Amazon’s Nuclear Future Has South African Roots

Warwick Grey

October 20, 2025

2 min read

Amazon’s new nuclear power project will use reactor technology with origins in South Africa’s Pebble Bed Modular Reactor programme.
Amazon’s Nuclear Future Has South African Roots
An artist's rendering of the SMR site. Illustration: Courtesy X-energy

The global web behemoth, Amazon, has unveiled early designs for a new nuclear power facility that will supply energy to its fast-growing artificial intelligence and cloud-computing operations.

The project draws directly on nuclear technology with origins in South Africa.

The reactors behind the plan are being developed by X-energy, a company whose engineers once worked on South Africa’s Pebble Bed Modular Reactor (PBMR) programme. That initiative was abandoned after the South African government withdrew funding in 2010, but its design has since been reimagined and refined into X-energy’s Xe-100, a next-generation small modular reactor (SMR) that can deliver reliable, carbon-free power to industries and data centres.

The facility will be built and operated by the public utility Energy Northwest in Washington State. Plans call for up to 12 SMRs, with construction expected to start before the end of the decade and operations beginning in the early 2030s. The first phase includes four Xe-100 reactors, each producing 320 megawatts of electricity.
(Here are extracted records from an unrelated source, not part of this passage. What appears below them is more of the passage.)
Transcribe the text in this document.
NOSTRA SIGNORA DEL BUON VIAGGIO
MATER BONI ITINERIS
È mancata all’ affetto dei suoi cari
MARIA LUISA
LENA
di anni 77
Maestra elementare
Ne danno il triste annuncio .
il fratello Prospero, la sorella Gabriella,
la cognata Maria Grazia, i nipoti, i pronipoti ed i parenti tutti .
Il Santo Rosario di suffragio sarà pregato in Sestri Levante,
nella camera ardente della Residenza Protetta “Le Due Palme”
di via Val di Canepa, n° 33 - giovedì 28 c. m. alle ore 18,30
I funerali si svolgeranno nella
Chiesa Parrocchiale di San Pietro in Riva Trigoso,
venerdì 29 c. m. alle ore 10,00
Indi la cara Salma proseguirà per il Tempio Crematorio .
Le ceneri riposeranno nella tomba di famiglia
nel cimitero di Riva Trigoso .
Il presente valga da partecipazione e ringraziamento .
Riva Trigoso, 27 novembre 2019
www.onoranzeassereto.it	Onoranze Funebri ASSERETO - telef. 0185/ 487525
Amazon will buy power directly from Energy Northwest to drive Amazon Web Services (AWS), which commands roughly 30% of the global cloud-infrastructure market.

Running AWS requires vast amounts of electricity, each large data centre can consume as much power as a small South African city such as George or Nelspruit.

Last year Amazon invested $500 million in X-energy to accelerate the rollout of its SMR technology. The investment forms part of Amazon’s broader plan to develop 5 gigawatts of new nuclear capacity dedicated to its global operations.